The yoga revolution prodded me to go in its history, which I want to share with you. Yoga as is commonly understood refers only to Hatha Yoga i.e. physical exercise, which is just one component of this system. It’s real meaning and goal runs much deeper. Yoga is one of the six classical systems of Hindu philosophy and it affirms the doctrine that through the practice of certain disciplines one may achieve liberation from limitations of flesh, delusions of sense and pitfalls of thought and thus attain union with the object of knowledge. For yogis the object of knowledge is the universal spirit of Brahma. Thus it is the means to spiritual attainment. There are eight stages of yoga. The first stage is about self-control, which emphasizes truthfulness, abstinence, avoidance of theft etc. and is called “yama”. The second stage or “niyama” means religious observance, which embraces austerity, contentment and chanting Vedic hymns. Asana or posture forms the third stage, which is followed by breath regulation or” pranayama”, the fourth stage.

It is the third and fourth stage, which is elaborated upon and taught by yogis to the common people. “ Pratyahara” is the fifth stage of yoga in which the mind is turned to itself. After achieving this stage, the yogi enters the sixth stage in which he tries to steady his mind making it insensitive to the external stimuli. From “Dharana” he progresses to “dhyana” or meditation, which is the seventh stage of yoga. At this stage a yogi is in complete control of his thoughts. After achieving this feat the yogi goes on to the next and last stage, which you all know, is “Samadhi”. Samadhi means profound contemplation in which thought has reached the goal by its own negation. It is believed that one life is not enough to attain the inner illumination and learn the art of separating spirit from matter. This last stage, “kaivalya” helps the yogi become insensitive to cold, heat, pain and pleasure. They are able to comprehend both microcosms (the concept in which the human bodies represents the entire universe) and macrocosm (the existence of human body and universe as separate entities) in the same thought.

This shows how profound the concept of yoga is.
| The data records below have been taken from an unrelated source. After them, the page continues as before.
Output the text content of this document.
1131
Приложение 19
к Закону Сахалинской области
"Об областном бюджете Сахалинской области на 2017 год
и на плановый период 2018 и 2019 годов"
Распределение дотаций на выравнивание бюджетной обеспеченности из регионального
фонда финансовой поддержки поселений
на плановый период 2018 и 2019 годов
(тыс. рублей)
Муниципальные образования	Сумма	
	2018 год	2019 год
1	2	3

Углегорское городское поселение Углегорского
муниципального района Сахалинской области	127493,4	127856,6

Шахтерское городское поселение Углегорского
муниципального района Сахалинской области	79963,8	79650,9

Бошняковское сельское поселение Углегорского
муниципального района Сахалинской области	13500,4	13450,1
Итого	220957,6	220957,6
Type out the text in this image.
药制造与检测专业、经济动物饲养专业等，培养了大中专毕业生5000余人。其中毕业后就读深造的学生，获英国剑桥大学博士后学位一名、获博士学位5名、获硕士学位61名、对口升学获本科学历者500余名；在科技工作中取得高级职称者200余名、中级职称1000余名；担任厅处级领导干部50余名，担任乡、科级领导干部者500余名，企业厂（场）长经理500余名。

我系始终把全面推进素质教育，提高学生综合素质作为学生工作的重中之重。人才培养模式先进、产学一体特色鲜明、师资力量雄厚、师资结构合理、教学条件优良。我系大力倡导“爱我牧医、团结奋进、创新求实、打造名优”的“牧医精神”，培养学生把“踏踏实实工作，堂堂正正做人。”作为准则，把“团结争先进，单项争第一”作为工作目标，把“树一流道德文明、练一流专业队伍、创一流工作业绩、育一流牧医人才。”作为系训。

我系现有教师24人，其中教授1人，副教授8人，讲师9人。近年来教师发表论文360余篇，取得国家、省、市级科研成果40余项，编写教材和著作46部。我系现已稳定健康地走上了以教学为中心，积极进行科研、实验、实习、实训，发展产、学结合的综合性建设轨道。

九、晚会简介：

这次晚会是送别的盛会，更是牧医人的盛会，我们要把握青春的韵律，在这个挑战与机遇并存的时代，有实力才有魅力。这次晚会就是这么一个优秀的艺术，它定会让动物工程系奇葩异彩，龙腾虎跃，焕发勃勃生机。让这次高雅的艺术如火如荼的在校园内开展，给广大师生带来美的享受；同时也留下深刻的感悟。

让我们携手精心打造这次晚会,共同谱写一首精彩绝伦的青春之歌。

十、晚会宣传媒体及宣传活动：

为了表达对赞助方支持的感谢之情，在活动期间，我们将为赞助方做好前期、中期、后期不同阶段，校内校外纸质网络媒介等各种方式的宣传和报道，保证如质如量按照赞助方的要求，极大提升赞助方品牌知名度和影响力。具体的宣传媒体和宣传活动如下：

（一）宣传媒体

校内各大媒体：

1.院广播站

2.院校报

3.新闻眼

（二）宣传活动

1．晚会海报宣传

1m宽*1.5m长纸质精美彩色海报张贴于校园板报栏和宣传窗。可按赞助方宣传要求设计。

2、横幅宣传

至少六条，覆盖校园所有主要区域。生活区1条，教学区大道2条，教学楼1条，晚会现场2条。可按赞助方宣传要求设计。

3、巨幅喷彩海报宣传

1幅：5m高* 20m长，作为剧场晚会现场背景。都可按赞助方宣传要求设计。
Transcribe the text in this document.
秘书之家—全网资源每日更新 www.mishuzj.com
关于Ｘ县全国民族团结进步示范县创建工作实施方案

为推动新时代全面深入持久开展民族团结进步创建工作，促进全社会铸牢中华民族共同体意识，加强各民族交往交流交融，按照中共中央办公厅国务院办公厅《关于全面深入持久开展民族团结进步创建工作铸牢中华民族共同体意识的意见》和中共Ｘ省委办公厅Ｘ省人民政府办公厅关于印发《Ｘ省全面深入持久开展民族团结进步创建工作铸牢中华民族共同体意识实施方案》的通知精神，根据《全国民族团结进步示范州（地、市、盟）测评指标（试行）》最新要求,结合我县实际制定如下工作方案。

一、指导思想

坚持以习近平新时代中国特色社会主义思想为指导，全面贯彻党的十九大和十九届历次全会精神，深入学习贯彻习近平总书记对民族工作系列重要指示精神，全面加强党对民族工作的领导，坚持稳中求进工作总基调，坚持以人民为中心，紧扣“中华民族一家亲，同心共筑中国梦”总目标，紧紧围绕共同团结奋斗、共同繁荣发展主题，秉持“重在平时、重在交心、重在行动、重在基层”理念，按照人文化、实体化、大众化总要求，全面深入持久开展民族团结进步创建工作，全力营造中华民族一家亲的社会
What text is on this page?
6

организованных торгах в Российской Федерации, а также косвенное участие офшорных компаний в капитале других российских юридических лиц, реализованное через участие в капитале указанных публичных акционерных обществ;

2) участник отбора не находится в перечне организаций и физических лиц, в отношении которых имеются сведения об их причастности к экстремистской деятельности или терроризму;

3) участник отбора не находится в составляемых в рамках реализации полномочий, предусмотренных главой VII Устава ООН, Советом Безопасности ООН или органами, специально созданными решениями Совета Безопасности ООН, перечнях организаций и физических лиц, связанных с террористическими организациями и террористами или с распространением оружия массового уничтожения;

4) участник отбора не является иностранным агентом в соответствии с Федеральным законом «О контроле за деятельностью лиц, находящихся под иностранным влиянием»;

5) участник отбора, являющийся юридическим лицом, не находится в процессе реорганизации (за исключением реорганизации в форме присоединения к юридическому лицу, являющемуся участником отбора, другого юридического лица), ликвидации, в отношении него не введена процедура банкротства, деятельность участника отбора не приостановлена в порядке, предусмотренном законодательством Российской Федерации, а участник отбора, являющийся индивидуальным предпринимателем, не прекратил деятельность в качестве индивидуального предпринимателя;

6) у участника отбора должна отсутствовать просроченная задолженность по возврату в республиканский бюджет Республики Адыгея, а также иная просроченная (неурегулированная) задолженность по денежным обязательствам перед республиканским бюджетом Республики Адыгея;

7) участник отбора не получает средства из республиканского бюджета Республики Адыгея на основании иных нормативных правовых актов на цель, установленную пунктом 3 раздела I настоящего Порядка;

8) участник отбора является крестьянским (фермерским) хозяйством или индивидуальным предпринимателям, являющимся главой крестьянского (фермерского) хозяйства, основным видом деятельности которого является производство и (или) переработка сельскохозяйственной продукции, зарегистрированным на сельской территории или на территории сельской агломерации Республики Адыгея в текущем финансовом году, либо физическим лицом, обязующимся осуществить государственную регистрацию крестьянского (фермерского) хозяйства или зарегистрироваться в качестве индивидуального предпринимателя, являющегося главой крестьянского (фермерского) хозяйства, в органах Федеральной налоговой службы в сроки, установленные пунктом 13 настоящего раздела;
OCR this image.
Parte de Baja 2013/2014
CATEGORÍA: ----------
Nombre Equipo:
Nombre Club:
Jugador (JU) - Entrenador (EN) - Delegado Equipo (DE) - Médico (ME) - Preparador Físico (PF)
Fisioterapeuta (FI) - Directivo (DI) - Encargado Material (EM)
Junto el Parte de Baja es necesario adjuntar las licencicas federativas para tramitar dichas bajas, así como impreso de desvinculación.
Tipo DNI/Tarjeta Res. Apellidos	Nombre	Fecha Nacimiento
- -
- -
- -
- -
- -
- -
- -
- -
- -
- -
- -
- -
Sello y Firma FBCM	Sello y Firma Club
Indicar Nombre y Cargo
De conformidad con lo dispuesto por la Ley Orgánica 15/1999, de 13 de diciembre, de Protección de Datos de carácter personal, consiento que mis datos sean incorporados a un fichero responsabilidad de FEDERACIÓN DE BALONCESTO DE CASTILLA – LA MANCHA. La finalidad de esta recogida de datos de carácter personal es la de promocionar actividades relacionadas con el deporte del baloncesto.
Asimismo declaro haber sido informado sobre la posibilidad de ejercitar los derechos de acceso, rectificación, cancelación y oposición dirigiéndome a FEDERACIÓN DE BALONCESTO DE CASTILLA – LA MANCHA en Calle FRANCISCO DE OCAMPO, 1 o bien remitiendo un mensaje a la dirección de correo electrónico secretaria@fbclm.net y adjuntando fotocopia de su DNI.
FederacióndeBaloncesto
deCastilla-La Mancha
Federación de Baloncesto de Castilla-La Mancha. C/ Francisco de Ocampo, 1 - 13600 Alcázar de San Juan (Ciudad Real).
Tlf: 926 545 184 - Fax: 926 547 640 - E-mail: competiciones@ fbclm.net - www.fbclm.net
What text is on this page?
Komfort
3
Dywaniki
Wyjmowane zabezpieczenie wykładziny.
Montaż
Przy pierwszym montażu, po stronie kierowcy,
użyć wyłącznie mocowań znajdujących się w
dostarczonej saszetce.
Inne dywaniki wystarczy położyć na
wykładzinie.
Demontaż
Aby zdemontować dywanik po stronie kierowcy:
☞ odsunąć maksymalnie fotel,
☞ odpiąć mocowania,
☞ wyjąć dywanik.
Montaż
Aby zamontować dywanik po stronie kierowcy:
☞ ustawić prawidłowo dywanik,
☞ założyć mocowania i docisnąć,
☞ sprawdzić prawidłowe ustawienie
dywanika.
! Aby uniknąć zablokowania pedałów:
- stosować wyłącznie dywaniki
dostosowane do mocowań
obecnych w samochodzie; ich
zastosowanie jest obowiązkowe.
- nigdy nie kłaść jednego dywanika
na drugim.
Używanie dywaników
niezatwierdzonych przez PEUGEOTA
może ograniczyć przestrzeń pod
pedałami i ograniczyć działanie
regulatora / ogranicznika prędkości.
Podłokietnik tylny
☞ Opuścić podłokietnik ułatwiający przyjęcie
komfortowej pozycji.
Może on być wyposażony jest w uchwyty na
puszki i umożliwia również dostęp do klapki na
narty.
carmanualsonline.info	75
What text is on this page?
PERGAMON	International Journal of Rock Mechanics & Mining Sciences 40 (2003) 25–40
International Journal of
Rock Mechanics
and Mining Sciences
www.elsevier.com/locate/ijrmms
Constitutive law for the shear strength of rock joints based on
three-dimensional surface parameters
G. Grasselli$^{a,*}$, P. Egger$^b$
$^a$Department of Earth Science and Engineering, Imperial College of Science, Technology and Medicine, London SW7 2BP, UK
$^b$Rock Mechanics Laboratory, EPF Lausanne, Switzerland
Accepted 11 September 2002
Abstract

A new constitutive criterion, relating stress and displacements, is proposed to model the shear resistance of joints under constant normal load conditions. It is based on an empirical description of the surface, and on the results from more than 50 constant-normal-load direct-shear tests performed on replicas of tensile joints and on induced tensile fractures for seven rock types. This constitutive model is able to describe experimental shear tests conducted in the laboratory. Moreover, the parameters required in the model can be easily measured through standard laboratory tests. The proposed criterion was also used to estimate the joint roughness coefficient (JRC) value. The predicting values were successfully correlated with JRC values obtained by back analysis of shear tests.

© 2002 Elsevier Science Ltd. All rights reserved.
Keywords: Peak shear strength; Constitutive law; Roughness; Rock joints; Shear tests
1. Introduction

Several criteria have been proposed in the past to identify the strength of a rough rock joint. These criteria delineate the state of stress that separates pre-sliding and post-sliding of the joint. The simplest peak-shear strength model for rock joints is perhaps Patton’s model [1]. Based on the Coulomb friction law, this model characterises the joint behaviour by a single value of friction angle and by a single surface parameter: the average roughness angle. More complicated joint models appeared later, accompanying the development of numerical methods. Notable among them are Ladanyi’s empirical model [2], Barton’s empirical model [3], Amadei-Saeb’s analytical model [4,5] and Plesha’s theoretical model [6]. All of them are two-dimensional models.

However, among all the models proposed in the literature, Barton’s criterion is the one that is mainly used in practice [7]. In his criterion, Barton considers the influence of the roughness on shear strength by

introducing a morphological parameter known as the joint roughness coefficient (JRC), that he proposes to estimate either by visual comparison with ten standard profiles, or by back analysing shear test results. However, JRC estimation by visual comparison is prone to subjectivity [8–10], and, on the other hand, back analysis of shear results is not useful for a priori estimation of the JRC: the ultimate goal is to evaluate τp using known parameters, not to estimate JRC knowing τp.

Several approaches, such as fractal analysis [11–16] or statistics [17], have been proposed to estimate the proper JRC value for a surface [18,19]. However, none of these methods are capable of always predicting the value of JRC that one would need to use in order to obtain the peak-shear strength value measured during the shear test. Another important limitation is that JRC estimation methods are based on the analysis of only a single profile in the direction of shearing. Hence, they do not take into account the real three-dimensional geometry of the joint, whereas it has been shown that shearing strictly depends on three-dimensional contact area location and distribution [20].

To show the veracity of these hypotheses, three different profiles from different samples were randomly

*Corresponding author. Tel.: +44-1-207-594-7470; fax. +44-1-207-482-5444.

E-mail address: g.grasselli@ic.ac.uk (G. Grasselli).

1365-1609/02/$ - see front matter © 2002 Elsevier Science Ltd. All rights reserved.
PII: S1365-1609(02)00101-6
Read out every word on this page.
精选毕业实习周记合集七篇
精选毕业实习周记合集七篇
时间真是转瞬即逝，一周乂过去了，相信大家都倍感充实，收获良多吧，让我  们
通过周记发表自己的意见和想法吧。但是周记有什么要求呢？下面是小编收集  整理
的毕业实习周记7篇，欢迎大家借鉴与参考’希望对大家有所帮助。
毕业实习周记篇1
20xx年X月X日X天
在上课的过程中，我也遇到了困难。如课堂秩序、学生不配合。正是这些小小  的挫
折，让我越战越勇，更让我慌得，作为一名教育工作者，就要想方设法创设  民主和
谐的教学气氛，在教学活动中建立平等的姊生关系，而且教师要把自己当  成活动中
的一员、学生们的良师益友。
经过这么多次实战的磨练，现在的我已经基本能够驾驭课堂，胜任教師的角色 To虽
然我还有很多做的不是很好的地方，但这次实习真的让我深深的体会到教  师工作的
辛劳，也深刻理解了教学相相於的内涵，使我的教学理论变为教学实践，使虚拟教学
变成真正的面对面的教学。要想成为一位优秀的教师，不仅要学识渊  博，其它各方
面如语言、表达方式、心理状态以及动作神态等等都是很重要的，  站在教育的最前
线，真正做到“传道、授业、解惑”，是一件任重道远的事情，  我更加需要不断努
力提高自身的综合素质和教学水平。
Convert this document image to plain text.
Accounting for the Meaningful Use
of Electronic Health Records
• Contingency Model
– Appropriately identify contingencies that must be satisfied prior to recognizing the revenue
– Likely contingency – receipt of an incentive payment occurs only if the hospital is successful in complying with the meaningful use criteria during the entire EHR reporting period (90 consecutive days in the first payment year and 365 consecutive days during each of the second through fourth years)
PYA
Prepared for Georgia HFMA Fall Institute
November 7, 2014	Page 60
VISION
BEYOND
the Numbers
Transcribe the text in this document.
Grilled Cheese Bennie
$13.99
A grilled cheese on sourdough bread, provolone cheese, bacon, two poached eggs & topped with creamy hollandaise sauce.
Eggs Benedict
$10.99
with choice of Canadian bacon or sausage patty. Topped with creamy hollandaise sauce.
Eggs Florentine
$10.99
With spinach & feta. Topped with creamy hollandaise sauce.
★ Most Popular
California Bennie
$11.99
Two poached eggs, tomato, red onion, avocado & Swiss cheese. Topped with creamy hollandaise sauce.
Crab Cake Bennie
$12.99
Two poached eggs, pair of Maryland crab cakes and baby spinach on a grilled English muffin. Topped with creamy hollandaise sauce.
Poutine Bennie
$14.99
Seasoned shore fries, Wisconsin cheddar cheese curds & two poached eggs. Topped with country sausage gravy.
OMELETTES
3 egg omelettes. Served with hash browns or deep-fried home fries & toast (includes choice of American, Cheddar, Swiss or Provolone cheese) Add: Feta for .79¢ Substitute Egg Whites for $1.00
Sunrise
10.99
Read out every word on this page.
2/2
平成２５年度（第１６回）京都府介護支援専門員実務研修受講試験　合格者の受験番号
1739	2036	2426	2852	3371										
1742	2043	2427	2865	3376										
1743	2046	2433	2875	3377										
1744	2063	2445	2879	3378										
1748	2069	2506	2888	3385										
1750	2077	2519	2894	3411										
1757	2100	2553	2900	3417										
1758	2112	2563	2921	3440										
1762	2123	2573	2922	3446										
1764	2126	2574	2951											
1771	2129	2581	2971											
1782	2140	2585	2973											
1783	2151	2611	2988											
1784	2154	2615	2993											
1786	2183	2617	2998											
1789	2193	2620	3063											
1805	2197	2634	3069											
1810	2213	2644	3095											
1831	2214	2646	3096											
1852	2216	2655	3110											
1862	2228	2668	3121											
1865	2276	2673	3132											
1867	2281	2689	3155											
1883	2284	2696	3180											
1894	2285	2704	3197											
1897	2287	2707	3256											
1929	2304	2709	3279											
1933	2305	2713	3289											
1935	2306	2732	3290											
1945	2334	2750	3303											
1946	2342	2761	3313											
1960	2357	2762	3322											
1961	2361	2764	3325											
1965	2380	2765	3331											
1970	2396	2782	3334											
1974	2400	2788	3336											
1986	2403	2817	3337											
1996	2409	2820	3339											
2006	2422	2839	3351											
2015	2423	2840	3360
It has been prevalent in our country since ages but had lost its importance. It is now, that, it is slowly gaining popularity owning to the laudable efforts of some enlightened souls namely Swami Satyanand Saraswati, Swami Niranjananand Saraswati and Swami Ramdev to name a few.

The total concept of yoga as we know it today has been given by “Patanjali” who was a scholar in the second century BC. He wrote the book “yoga sutra” which was based on the details given in “Maitri Upanishad”. He derived his doctrine from “Samkhya” the oldest of classical systems of Hindu philosophy. To explain evolution Patanjali grafted the concept of God and made it an integral part of yoga whereas Samkhya had an atheistic outlook in this sense he departed from the original doctrine of yoga, which did not base its concept on God. The total concept of Yoga has been very popular among Hindus for two reasons. Firstly, it becomes fascinating because of wonders associated with its practice and secondly, because it gives countenance to performance of austerities which is an integral part of Hindu religion. As Hinduism is pantheistic, it believes in two ways of liberation from world: Vedanta and Yoga. This belief is a crucial reason for the existence of this ancient system. Apart from Hinduism, Yoga has a strong influence on Buddhism, which also emphasizes austerity, spiritual exercises and trance states. Realizing the importance of this system Govt. of India is gradually introducing yoga in the educational curriculum.

I feel that we should make yoga practice an integral part of our lives so that we are able to rise above materialism to achieve mental peace and contentment.